Copyright 2020 Zachary D. Carter, Random House
LCCN Print 2019037057 E-Book 2019037058
ISBN Hardcover 9780525509035 E-Book 9780525509042
Price of Peace is more a history of economic theory in the 20th Century than a traditional biography of a “life.” And for all of us who find Mr. Keynes “master work” The General Theory of Employment, Interest and Money practically impenetrable (which Mr. Keynes stated he “chiefly addressed” to other economists), Price of Peace is a most welcome distillation of the General Theory which will make that work much more accessible to everyone.
Perhaps even more importantly Price of Peace will dispel many, if not all, of the myths spread by pundits and politicians over decades in the media about Mr. Keynes and his work.. The unfortunate consequence of Professor Keynes writing such an esoteric tome as the General Theory was the result that, as Harvard Professor Alvin Hansen wrote back in the 1950s: “many people talk about the General Theory but few have read it.”
The major myths busted by Mr. Carter:
- Professor Keynes was a “socialist” (or worse).
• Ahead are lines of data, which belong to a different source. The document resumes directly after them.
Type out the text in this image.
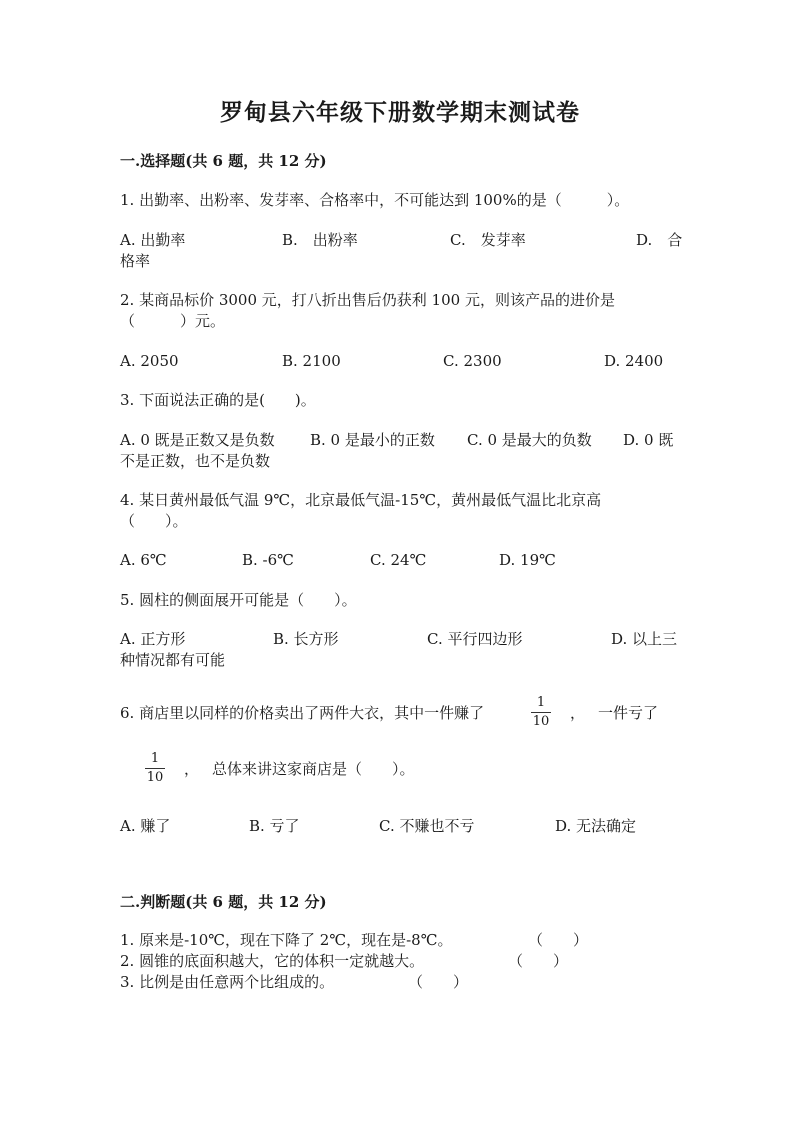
罗甸县六年级下册数学期末测试卷
一.选择题(共 6 题，共 12 分)
1. 出勤率、出粉率、发芽率、合格率中，不可能达到 100%的是（　　　）。
A. 出勤率	B.　出粉率	C.　发芽率	D.　合
格率
2. 某商品标价 3000 元，打八折出售后仍获利 100 元，则该产品的进价是
（　　　）元。
A. 2050	B. 2100	C. 2300	D. 2400
3. 下面说法正确的是(　　)。
A. 0 既是正数又是负数 B. 0 是最小的正数 C. 0 是最大的负数 D. 0 既
不是正数，也不是负数
4. 某日黄州最低气温 9℃，北京最低气温-15℃，黄州最低气温比北京高
（　　）。
A. 6℃	B. -6℃	C. 24℃	D. 19℃
5. 圆柱的侧面展开可能是（　　）。
A. 正方形	B. 长方形	C. 平行四边形	D. 以上三
种情况都有可能
6. 商店里以同样的价格卖出了两件大衣，其中一件赚了
1
10 ， 一件亏了
1
10 ， 总体来讲这家商店是（　　）。
A. 赚了	B. 亏了	C. 不赚也不亏	D. 无法确定
二.判断题(共 6 题，共 12 分)
1. 原来是-10℃，现在下降了 2℃，现在是-8℃。	（　　）
2. 圆锥的底面积越大，它的体积一定就越大。	（　　）
3. 比例是由任意两个比组成的。	（　　）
Actually Professor Keynes spent most of his career defending capitalism and trying to make it perform better against socialist, communist and fascist economic theory which all became particularly popular in the after math of WWI (which destroyed pre-war Europe’s economic system) and during the Great Depression.
-Keynes was a “deficit spender.” Actually, according to Professor Keynes, there were only two principal justifications for fiscal deficit spending: (1) when the economy entered a retraction cycle to avoid it from becoming a recession; and (2) when an economy was already in a recession (or during the 1930s a depression).
-Keynes was a “tax hiker.” Actually Mr. Keynes was a strong advocate of cutting government taxes DURING periods of government surplus—i.e. economic expansion.
Other major themes of Keynesian Economics reviewed in Price of Peace:
-Unregulated or deregulated market economies are not “self correcting” as the Great Depression and Great Recession respectively demonstrated.
-There is no such place as a “rational economic market” whose predictability can be calculated by mathematical models because people do not make investment, saving, production and/or consumption decisions totally rationally; but also on the basis of self interest and security.
-Macro economy is primarily driven by consumption rather than investment or monetary policy. The more money the economy (i.e. not the government by printing more money) places in the hands of worker-consumers the more money is available to purchase goods and services and for investment. In other words “demand and wealth must be created from the bottom up” not from the top down.
-The vast majority of stock investors do not “investigate or study” the stocks they buy. They primarily buy the stocks that they see other investors buy. (Mr. Keynes must be in his heavenly armchair smiling down at all of the Buffetteers.”)
-Effective economic policy must be primarily based on common sense and an understanding of public expectations—i.e. psychology—rather than any one economic theory or formula.
-The gross disparity of wealth is the great economic problem that democracies must address or socialism, communism or dictatorship—i.e. government “centralization” of economic direction--will always return. A trend we can certainly see in many the world’s economies today.
Finally what this reader found particularly refreshing was Mr. Carter’s discussion of the criticisms and “reactions against” Keynesian economic theory. We get a good dose of Hayek, Friedman, Phillips (we all remember The Phillips Curve, right?), Galbraith, Rubin and others in Price of Peace.
I believe Professor Keynes would have approved of that discussion since another trend we see in Mr. Carter's "life" of Keynes is that he significantly altered his economic thinking over his lifetime based upon the thoughts of both colleagues, competitors and changing world economic conditions.
Consequently Professor Keynes most influential and lasting legacy may be his treating economic theory as a constantly changing to meet current economic conditions model rather than any “classical” economic theory fixed in the prejudices and conditions of the past.
And perhaps Mr. Carter’s lasting legacy will be to have finally made Keynes basic economic theories accessible and understandable to both politicians and the general public free of all of the nonsense peddled by so many political talking heads for decades. Now anyone who is interested in what Professor Keynes basically actually said and meant can do so by reading Mr. Carter's book.
Certainly this is a signifcant accomplishment long overdue, and one can only hope Mr. Carter will continue to “de-mystify” economic theory for all of us in future works.